SEC Rejects Applications for Spot Bitcoin ETFs

SEC Rejects Applications for Spot Bitcoin ETFs

The U.S. Securities and Exchange Commission (SEC) has told several major exchanges that it will not approve applications to launch bitcoin exchange-traded funds (ETFs) because they do not meet the requirements of the regulator. About it writes The Wall Street Journal, citing sources.

Companies that have applied for spot bitcoin ETFs have included BlackRock, Fidelity, VanEck, WisdomTree, and others. They hoped that the SEC would soften its position in light of the growing interest in cryptocurrencies and the emergence of bitcoin-ETF futures last year.

However, the SEC believes that spot bitcoin ETFs pose a greater risk of manipulation and abuse than futures. The regulator also requires applicants to provide additional information on how they will provide liquidity, pricing and storage of bitcoins.

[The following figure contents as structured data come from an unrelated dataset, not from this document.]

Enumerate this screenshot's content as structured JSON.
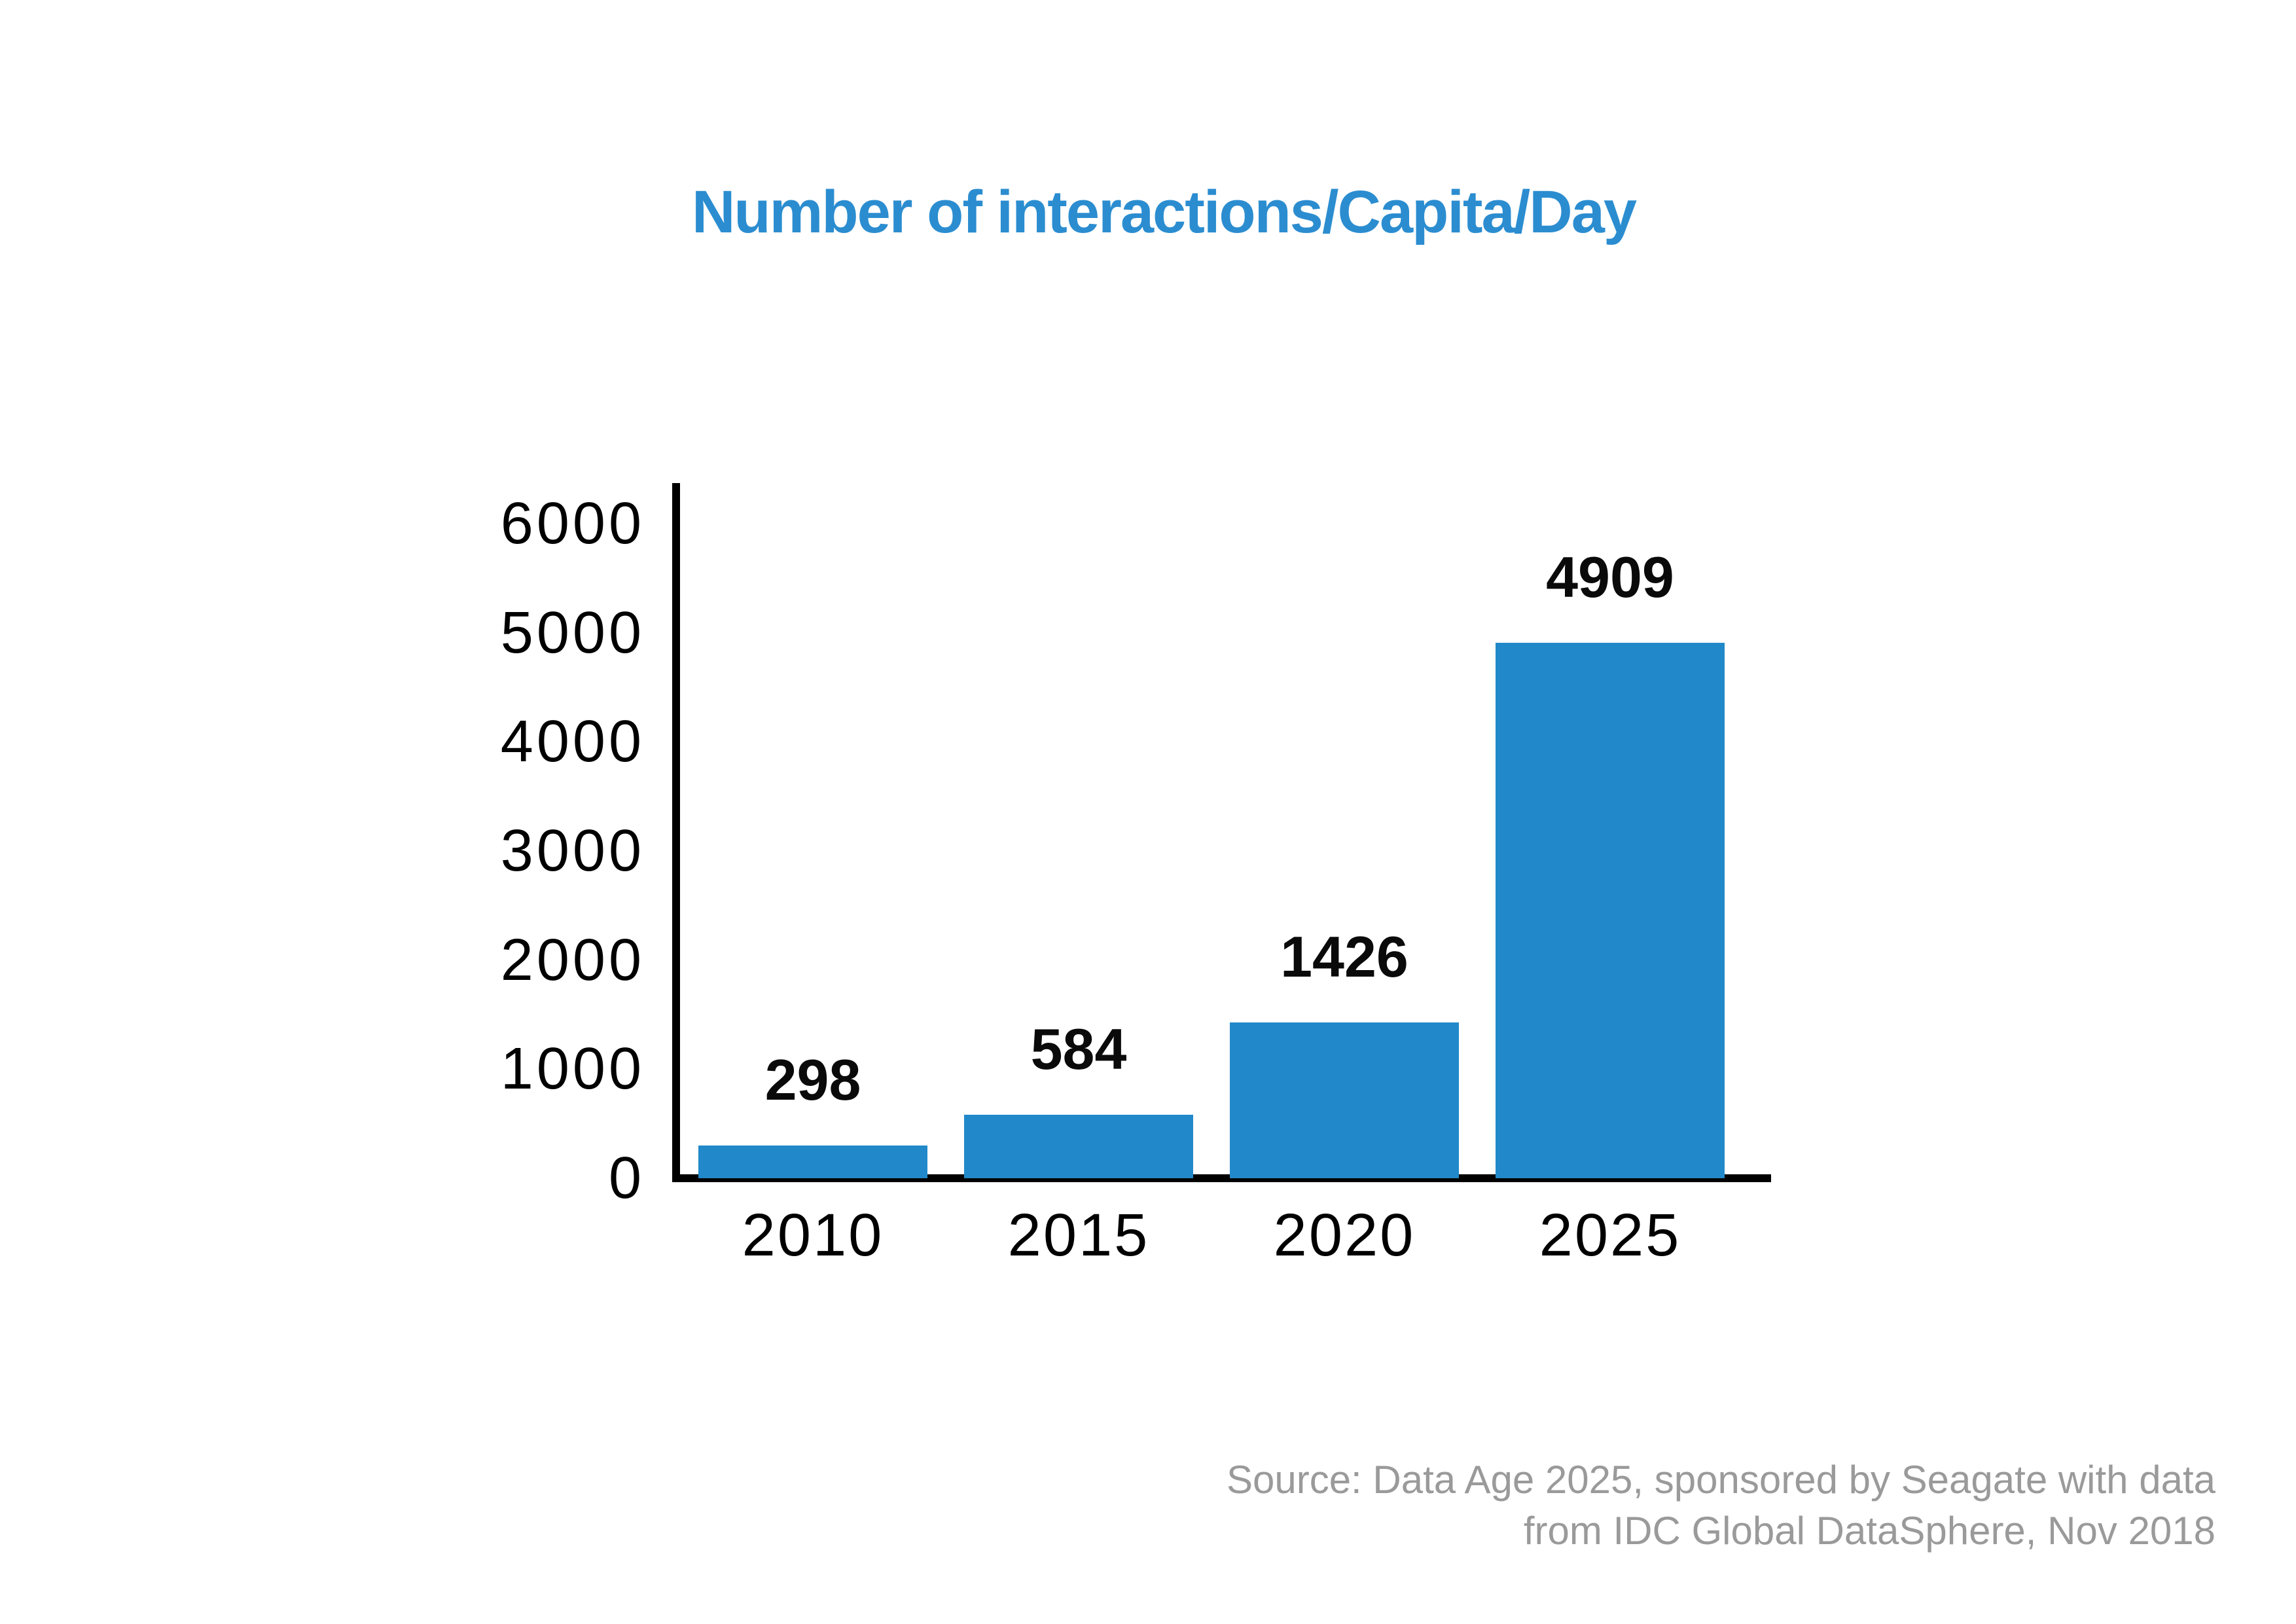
{
  "title": "Number of interactions/Capita/Day",
  "source": {
    "line1": "Source: Data Age 2025, sponsored by Seagate with data",
    "line2": "from IDC Global DataSphere, Nov 2018"
  },
  "colors": {
    "title": "#2b8dd0",
    "bar": "#2189c9",
    "axis": "#000000",
    "tick_label": "#000000",
    "value_label": "#0a0a0a",
    "source_text": "#9a9a9a",
    "background": "#ffffff"
  },
  "chart_data": {
    "type": "bar",
    "categories": [
      "2010",
      "2015",
      "2020",
      "2025"
    ],
    "values": [
      298,
      584,
      1426,
      4909
    ],
    "title": "Number of interactions/Capita/Day",
    "xlabel": "",
    "ylabel": "",
    "ylim": [
      0,
      6000
    ],
    "yticks": [
      0,
      1000,
      2000,
      3000,
      4000,
      5000,
      6000
    ],
    "grid": false,
    "legend": false,
    "bar_value_labels": true
  }
}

According to experts, the SEC’s refusal could slow down the development of the cryptocurrency market in the United States and increase competition from other countries where spot bitcoin ETFs have already been launched or are in the process of being approved.

Spot ETFs are exchange-traded funds that reflect the current market price of an underlying asset such as Bitcoin. Futures ETFs are exchange-traded funds that reflect the future market price of the underlying asset as determined by futures contracts.

Spot ETFs have a number of advantages over futures ETFs, including:

  • Greater precision. Spot ETFs more accurately track changes in the price of the underlying asset, while futures ETFs can deviate from it due to the difference between the spot and futures prices (basis), which can be positive or negative.
  • Less volatility. Spot ETFs are less susceptible to price spikes caused by speculation in the futures market, which can lead to supply and demand distortions. Futures ETFs are also subject to contango risk when long-term futures are more expensive than short-term ones, which reduces the fund’s performance when switching contracts.
  • Lower costs. Spot ETFs have lower asset management and holding costs because they do not require futures contracts, which include commissions, margins, and premiums, to be entered into and settled. Futures ETFs are also at risk of losing some of their capital due to a negative roll phenomenon, where cheaper contracts are replaced by more expensive ones at maturity.
  • And most importantly: spot ETFs mean investing directly in bitcoin, while futures funds do not require this.